President Theodore Roosevelt, born on October 27, 1858, described his opinion in a book review about the diminishing global diversity of species:
It is deeply discreditable to the people of any country calling itself civilized that as regards many of the grandest or most beautiful or most interesting forms of wild life once to be found in the land we should now be limited to describing, usually in the driest of dry books, the physical characteristics which when living they possessed, and the melancholy date at which they ceased to live.

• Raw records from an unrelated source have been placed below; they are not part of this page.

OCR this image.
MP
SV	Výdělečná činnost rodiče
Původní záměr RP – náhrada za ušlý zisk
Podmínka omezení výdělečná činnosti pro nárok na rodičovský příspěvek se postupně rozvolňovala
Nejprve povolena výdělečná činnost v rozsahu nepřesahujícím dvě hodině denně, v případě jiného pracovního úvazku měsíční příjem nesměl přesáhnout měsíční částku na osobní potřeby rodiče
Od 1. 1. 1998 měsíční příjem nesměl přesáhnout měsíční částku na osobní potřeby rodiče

So it’s fitting that The Washington Post should publish a news item today, reporting the increasing number of animal species that are facing extinction on the 152nd anniversary of Roosevelt’s birthday. According to researchers highlighted in the article’s study, within the next ten years, 25 and 15 percent of the land and sea on Earth, respectively, need to be protected.
The researchers credit successes similar to the largest marine conservation area in history, designated as national marine monuments by President George W. Bush, for reducing the rate of environmental deterioration by as much as 20 percent.
Roosevelt also recommended measures he judged as necessary and expedient in order to address the critical state of the Earth’s biological wealth. “Laws to protect small and harmless wild life…are indispensable.”
Mario R. DiNunzio, ed., Theodore Roosevelt: An American Mind (New York: St. Martin’s Press, 1994).